Chi era Stefano Adamo
Adamo era un volto conosciuto nel suo territorio, dove lavorava nell’azienda di famiglia ad Alliste, in provincia di Lecce. Alla tradizionale produzione di olio e patate aveva affiancato negli ultimi anni un progetto personale: il Gin Gina, un distillato creato da lui e dedicato alla nonna, diventato uno dei prodotti di punta dell’impresa. Grazie alla sua spinta innovativa, le eccellenze gastronomiche dell’azienda erano approdate anche online, con un punto vendita digitale dedicato ai sapori salentini.

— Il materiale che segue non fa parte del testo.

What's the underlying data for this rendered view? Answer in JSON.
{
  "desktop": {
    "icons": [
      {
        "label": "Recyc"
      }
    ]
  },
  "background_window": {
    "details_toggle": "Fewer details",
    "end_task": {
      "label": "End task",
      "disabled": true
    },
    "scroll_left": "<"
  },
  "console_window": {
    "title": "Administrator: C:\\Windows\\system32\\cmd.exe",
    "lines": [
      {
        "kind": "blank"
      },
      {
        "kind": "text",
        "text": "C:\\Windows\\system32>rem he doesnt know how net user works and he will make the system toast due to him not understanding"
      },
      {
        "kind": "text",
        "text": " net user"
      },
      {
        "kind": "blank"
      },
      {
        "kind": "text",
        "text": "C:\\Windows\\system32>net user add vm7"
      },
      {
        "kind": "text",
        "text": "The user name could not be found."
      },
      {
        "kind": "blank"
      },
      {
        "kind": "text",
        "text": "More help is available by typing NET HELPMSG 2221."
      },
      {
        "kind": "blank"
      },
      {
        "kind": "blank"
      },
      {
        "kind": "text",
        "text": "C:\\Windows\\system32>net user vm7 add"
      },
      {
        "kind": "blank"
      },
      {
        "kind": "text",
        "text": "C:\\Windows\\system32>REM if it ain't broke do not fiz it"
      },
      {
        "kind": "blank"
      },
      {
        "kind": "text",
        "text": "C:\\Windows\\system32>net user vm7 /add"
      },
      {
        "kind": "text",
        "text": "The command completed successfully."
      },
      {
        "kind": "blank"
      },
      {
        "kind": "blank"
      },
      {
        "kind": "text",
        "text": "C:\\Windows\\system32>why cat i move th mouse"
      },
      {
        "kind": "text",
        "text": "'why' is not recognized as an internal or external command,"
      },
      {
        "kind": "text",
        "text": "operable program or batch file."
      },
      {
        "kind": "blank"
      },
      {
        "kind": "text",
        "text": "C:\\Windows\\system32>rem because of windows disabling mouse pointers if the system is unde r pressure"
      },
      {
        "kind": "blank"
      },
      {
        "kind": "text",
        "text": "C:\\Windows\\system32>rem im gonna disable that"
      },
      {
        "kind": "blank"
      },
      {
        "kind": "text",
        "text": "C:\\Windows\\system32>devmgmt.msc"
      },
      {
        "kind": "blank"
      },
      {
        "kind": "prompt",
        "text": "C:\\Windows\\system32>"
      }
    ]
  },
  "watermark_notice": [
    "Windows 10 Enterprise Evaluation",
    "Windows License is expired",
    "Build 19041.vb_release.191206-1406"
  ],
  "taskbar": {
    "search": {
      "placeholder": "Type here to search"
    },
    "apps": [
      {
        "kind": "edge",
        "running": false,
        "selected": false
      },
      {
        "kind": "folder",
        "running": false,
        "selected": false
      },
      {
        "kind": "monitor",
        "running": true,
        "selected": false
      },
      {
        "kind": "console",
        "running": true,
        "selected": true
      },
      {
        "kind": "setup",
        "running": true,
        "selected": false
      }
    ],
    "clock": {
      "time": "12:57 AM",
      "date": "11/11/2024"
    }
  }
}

Una figura nota anche in tv
Il suo nome era diventato familiare al grande pubblico nel 2021, quando aveva partecipato al programma televisivo Il contadino cerca moglie, mostrando un lato più personale e contribuendo a far conoscere la sua storia imprenditoriale. La notizia della sua morte ha scosso la comunità salentina e il mondo delle piccole produzioni artigianali. Adamo lascia una figlia.